Grosse nouvelle également, l’arrivée prochaine de deux clubs dans des marchés intéressants. Tout d’abord, le 27 juillet, les Maryland Bobcats ont annoncé qu’ils allaient rejoindre la ligue, probablement à l’automne 2021. Le club est populaire et connu pour avoir une formation solide dans le Maryland et sa communication est pour le moment parfaite. La franchise a notamment participé à l’Independant Cup cet été. L’autre grosse annonce est arrivée le 10 septembre : la NISA va lancer une franchise à Chicago pour la saison d’automne ! Surtout, elle ne sera pas créée par n’importe qui mais par Peter Wilt, un bâtisseur de franchises à succès. Originaire de Chicago, Peter Wilt avait lancé le Fire en Major League Soccer en 1996, mais aussi les Red Stars dans la même ville, un des clubs les plus populaires de NWSL (D1 féminine). Dans les divisions inférieures, son succès le plus récent est sans aucun doute le Forward Madison, un club de troisième division qui enflamme Twitter grâce à une communication unique dans le soccer mondial. Le marché de Chicago est un territoire intéressant à explorer : le Fire n’y a jamais été un succès populaire en MLS et reste confidentiel dans la ville. Il y a deux ans, des discussions autour d’une possible franchise USL dans la ville avaient montré qu’un engouement existait pour un deuxième club masculin professionnel. La franchise USL avait finalement été abandonnée mais un club de NISA représentant l’esprit de la ville, et étant amené par Peter Wilt lui-même, devrait être un succès.
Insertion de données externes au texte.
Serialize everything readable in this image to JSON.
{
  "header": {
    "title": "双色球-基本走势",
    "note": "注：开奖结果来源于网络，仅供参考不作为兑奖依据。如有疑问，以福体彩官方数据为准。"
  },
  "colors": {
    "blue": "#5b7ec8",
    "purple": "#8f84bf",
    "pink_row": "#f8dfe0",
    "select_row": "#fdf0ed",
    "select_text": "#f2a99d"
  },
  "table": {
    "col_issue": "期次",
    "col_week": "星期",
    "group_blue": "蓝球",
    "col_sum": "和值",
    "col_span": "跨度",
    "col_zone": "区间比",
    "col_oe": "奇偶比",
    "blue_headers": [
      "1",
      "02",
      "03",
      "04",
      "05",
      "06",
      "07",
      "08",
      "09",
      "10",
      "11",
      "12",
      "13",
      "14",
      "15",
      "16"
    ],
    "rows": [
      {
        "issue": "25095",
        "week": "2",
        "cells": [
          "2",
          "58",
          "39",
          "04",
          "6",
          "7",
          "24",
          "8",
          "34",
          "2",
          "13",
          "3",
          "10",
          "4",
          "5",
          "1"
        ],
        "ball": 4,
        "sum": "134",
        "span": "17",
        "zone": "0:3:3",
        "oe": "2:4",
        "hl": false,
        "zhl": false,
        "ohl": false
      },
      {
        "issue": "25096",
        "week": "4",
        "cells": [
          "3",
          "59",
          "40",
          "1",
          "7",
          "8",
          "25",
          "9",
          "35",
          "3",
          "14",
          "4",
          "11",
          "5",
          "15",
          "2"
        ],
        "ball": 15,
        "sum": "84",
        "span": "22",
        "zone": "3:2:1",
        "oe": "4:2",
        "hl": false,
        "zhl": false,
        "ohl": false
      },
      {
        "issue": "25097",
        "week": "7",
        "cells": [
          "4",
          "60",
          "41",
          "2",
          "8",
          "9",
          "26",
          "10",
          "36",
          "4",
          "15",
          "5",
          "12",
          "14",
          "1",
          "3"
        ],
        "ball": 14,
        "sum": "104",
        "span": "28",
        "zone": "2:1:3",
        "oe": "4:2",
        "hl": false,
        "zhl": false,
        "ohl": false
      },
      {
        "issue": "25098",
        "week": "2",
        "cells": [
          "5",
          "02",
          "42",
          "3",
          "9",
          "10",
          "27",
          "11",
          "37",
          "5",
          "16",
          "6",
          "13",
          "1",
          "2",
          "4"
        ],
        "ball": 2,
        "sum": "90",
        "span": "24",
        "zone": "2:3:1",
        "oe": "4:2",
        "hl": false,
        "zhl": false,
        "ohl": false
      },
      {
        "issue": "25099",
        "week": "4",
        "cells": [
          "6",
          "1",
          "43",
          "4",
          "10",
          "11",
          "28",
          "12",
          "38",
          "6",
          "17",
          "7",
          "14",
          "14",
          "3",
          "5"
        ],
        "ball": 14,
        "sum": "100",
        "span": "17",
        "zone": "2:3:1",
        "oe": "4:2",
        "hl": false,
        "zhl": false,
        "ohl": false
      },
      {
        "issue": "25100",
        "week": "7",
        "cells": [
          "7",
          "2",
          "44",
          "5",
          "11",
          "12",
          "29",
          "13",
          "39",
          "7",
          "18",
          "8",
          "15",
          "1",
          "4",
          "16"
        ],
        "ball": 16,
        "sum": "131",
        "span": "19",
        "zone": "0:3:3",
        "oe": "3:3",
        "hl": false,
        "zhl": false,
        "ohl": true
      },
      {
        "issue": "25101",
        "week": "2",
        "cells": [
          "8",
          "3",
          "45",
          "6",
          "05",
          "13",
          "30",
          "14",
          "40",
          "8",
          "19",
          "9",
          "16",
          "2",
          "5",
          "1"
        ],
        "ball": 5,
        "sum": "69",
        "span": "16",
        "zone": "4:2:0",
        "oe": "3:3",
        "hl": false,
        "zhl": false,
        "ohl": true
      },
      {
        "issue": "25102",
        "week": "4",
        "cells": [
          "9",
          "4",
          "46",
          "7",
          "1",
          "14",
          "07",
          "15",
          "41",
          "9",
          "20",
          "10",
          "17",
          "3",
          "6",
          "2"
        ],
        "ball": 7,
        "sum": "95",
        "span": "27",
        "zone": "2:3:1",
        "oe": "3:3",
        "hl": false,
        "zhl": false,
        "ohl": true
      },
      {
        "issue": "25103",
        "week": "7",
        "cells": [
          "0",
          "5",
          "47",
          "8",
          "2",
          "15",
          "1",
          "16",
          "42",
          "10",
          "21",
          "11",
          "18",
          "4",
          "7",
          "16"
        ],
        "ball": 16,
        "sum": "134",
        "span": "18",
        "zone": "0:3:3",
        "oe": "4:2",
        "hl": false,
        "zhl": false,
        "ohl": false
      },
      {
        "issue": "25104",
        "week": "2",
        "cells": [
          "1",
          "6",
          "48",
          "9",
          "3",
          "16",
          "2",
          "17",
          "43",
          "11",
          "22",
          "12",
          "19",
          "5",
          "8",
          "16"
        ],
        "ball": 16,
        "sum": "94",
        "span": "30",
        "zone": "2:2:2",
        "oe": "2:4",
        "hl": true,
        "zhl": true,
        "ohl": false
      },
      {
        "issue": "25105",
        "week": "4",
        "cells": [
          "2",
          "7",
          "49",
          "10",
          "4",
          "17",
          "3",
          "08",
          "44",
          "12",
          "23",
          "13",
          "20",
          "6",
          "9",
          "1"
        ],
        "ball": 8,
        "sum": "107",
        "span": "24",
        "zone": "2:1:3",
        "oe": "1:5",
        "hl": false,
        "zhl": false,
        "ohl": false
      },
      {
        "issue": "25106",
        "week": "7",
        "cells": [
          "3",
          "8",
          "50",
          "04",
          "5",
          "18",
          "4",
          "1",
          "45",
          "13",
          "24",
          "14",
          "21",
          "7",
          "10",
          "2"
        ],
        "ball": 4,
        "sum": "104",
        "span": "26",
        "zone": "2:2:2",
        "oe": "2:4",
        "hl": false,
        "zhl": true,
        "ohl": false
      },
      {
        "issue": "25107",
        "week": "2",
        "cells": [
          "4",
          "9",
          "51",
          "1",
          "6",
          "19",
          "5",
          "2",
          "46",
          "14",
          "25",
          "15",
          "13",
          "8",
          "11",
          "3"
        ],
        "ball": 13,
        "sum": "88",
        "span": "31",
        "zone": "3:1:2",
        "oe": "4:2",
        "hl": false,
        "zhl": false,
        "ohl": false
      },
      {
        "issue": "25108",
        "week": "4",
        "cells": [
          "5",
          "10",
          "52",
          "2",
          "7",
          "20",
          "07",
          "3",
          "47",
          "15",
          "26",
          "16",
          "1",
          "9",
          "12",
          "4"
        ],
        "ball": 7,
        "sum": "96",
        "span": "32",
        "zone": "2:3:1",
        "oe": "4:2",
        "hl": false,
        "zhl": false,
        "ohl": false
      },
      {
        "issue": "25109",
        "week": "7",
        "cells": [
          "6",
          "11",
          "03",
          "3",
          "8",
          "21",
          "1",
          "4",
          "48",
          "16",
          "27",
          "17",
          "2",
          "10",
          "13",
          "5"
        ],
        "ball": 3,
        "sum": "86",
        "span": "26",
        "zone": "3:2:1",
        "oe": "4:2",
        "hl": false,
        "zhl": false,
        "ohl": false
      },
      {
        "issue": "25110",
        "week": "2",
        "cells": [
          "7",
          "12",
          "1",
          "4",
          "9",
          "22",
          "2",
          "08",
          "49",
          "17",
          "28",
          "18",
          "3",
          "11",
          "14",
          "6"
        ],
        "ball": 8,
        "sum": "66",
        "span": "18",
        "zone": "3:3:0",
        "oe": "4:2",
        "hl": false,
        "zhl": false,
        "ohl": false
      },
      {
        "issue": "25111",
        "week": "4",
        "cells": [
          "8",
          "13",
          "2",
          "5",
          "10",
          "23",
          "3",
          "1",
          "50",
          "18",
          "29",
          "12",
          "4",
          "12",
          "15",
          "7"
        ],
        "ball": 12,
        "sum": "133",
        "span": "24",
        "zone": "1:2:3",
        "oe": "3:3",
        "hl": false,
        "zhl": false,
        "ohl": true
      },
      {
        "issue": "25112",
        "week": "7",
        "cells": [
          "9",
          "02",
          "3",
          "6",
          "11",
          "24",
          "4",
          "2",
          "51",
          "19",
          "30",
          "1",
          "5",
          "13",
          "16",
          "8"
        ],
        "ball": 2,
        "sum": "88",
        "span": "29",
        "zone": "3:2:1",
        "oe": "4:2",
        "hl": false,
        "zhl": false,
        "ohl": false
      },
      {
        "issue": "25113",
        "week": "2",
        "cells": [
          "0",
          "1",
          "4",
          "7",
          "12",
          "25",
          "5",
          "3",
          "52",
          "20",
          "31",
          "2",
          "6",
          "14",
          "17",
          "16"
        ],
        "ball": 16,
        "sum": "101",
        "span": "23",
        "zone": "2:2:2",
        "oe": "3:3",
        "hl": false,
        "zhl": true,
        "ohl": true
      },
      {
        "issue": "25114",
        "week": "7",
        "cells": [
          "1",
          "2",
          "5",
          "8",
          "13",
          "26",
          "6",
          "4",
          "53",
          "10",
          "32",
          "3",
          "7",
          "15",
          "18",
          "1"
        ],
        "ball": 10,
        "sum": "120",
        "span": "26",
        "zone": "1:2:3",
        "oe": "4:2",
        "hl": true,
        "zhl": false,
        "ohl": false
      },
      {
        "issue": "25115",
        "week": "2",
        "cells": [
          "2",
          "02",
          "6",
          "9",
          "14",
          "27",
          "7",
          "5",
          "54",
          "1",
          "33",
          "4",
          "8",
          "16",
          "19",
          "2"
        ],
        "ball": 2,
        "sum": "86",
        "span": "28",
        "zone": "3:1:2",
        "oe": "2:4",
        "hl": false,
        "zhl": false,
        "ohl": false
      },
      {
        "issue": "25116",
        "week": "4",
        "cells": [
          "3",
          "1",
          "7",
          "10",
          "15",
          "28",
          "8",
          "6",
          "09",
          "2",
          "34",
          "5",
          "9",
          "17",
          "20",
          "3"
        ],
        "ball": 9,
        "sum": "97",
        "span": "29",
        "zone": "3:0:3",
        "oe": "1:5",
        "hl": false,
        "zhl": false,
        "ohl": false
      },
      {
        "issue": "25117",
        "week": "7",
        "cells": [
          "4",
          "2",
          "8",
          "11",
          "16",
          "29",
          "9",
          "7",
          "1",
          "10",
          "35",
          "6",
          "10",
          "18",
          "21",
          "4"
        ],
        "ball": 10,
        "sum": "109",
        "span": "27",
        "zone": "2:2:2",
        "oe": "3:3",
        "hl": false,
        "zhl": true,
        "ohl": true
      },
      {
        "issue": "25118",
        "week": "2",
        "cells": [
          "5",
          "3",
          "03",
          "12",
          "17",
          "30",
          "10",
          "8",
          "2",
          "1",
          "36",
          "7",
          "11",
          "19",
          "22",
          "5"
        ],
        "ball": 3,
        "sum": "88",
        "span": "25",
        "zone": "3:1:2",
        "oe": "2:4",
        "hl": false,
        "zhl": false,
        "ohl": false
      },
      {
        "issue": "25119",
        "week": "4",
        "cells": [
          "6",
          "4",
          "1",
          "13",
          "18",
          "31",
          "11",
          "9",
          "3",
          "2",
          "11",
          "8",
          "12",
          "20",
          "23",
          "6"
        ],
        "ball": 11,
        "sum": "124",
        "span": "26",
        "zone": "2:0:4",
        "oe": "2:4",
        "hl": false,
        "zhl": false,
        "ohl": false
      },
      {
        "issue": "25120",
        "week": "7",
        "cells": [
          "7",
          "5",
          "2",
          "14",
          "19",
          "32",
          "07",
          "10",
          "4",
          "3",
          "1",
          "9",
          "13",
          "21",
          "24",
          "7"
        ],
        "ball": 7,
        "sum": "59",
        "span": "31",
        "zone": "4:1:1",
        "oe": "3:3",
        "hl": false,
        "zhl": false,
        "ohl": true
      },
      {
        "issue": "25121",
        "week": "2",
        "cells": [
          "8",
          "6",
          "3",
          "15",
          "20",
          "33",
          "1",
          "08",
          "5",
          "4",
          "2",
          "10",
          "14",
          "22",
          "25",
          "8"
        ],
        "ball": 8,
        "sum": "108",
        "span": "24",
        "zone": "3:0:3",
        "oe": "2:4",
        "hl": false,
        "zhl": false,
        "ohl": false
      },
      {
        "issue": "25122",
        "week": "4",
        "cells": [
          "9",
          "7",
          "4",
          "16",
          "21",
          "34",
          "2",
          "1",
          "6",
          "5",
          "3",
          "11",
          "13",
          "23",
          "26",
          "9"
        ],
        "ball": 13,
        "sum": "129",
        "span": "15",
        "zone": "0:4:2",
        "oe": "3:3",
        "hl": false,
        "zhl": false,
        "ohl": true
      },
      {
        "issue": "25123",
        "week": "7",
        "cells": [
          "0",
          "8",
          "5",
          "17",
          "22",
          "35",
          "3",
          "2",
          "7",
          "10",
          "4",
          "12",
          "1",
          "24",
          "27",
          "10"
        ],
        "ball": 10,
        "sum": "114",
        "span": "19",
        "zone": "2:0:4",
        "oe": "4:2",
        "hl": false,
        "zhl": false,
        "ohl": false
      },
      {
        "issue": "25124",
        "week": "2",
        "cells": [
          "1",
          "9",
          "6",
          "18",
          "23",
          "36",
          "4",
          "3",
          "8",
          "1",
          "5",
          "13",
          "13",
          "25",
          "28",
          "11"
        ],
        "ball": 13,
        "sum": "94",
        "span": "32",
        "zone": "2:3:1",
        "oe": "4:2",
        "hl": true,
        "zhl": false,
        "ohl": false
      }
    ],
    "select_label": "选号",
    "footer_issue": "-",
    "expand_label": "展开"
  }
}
Finalement, un petit mot sur le Miami Beach CF : l’équipe annonce depuis longtemps une possible arrivée en NISA. Rien d’officiel mais, depuis le départ du Miami FC pour l’USL en 2019, la ville ne possède plus de franchise en NISA. Le club, actuellement en UPSL (D4), possède des fondations solides et des discussions seraient entamées pour arriver fin 2021 ou début 2022.
Des départs à venir ?
Malheureusement, tout comme la NASL à son époque, la NISA n’est pas imperméable aux départs de certaines franchises. Le Miami FC avait notamment déménagé à la surprise générale pour l’USL Championship (D2) la saison dernière, un mouvement qui était finalement logique. Le Miami FC est une franchise riche et, pour passer un palier supplémentaire, la NISA restait trop confidentielle.
Des autres têtes d’affiche de la NISA, ni Detroit, ni Chattanooga, ni le NY Cosmos ne semblent pouvoir partir vers l’USL. Ces clubs ont affiché à de nombreuses reprises leurs hostilités contre l’USL et la MLS et leur système de franchises privées dans le passé, trop peut-être pour rejoindre l’ennemi. De plus, l’USL possède déjà des franchises à Chattanooga et à New York et ne délivre pas plusieurs places sur un même territoire.
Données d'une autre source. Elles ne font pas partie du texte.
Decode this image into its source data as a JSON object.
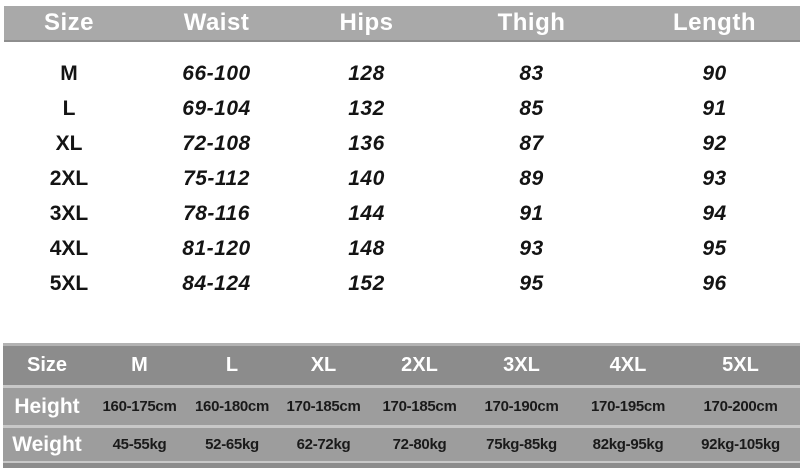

En revanche, la dernière tête d’affiche de la NISA, les Oakland Roots, partiront pour l’USL l’année prochaine, une nouvelle qui vient d’être annoncée. Dans une interview pour Culture Soccer, les propriétaires avaient avoué avoir contacté l’USL, et même la MLS, en lançant la franchise et ne se placent donc pas dans la même logique anti-MLS/USL que les autres clubs précédemment cités. Les Roots ont réussi, en l’espace de deux ans, à créer un réel engouement dans la ville avec environ 4 000 personnes en tribunes lors des matchs à enjeux, une marque iconique et reconnaissable pour tout fan de soccer américain, ainsi qu’une communication qui rendrait jaloux certains clubs de MLS. Sur le terrain, les résultats ont été compliqués mais les Roots n’ont jamais eu peur de dépenser pour des joueurs d’expérience. Un départ vers l’USL n’est donc pas complètement surprenant pour Oakland qui a des ambitions que la NISA pourrait ne pas combler. C’est en tout cas un départ difficile pour la ligue, car la franchise faisait énormément parler d’elle et de la NISA dans les médias, grâce à son excellente communication.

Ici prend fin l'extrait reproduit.